Estimate: An indication of the value of an unknown quantity based on observed data; an approximation of a true score, parameter, or value; a statistical estimate of the value of a parameter.
It could be said that statistics sits at the intersection of theoretical and empirical population genetics. Parameters and parameter estimates are fundamentally different things. Estimation requires effort to understand sampling variation and quantify sources of error and bias in samples and estimates. The distinction between parameters and estimates is critical when comparing actual populations with expectations to test hypotheses. When large, random samples can be taken, estimates are likely to have minimal errors. However, there are many cases where estimates have a great deal of uncertainty, which limits the ability to evaluate expectations. There are also instances where very different processes may produce very similar expected results. In such cases, it may be difficult or impossible to distinguish the different potential causes of a pattern due to the approximate nature of estimates. While this book focuses mostly on parameters, it is useful to bear in mind that testing or comparing expectations requires the use of parameter estimates and statistics that quantify sampling error. The Appendix provides a review of some basic statistics that are used in the text.

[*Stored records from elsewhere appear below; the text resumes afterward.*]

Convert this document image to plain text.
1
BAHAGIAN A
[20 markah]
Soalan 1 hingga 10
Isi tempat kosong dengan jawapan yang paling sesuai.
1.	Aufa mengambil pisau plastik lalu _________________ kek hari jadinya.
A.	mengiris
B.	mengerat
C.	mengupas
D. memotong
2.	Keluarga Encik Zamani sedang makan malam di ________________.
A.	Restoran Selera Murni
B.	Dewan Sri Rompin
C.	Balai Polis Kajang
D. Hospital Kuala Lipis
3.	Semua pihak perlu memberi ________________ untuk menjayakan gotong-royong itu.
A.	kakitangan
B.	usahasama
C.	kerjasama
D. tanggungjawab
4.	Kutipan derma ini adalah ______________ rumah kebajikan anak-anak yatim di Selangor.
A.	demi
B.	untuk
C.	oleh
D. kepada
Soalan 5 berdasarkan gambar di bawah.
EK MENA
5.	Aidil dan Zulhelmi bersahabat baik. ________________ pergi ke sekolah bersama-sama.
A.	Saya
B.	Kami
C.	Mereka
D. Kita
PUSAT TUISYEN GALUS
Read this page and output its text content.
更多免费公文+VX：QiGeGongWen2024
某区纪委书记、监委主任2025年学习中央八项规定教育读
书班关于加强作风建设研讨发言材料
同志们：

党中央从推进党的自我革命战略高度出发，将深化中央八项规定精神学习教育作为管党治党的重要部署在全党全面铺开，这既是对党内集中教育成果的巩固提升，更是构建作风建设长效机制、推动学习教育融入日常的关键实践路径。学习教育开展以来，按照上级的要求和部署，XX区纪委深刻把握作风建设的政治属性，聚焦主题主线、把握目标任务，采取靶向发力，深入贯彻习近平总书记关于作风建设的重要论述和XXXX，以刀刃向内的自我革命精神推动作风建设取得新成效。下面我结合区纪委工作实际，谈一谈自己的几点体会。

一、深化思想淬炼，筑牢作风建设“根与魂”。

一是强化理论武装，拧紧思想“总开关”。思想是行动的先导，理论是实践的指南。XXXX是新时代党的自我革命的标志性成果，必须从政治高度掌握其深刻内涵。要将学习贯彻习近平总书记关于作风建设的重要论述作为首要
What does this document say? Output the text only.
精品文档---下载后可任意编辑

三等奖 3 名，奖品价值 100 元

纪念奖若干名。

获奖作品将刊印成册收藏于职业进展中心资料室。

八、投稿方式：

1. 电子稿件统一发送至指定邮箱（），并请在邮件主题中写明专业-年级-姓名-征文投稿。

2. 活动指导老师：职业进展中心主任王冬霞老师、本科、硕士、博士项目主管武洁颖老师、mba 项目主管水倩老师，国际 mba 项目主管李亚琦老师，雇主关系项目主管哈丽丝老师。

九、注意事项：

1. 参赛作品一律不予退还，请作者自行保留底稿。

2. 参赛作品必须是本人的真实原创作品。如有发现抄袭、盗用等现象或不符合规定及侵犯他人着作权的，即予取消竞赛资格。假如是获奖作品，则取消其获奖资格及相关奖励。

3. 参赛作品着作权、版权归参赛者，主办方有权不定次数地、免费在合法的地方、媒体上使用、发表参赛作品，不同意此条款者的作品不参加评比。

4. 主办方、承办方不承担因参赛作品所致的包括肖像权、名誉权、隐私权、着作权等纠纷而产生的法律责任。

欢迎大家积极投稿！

Inductive and deductive reasoning
Population genetics employs both inductive and deductive reasoning in an effort to understand the biological processes operating in actual populations as well as to elucidate the general processes that cause population genetic phenomena. The inductive approach to population genetics involves assembling measures of genetic variation (parameter estimates) from various populations to build up evidence that can be used to identify the underlying processes that produced the observed patterns. This approach is logically identical to that used by Isaac Newton, who used knowledge of how objects fall to the surface of the Earth as well as knowledge of the movement of planets to arrive at the general principles of gravity. Application of inductive reasoning requires detailed familiarity with the various empirical data types in population genetics, such as DNA sequences, along with the results of studies that report observed patterns of genetic variation. From this accumulated empirical information, it is then possible to draw more general conclusions about the qualities and quantities of genetic variation in populations. Model organisms like D. melanogaster and Arabidopsis thaliana play a large role in population genetic conclusions reached by inductive reasoning. Because model organisms receive a large amount of scientific effort, for example, to completely sequence and annotate their genomes, a great deal of available genetic data are accumulated for these species. Based on this evidence, many inferences have been made about population genetic processes. Although model organisms are very rich sources of empirical information, the number of species is limited by definition so that any generalizations may not apply universally to all species.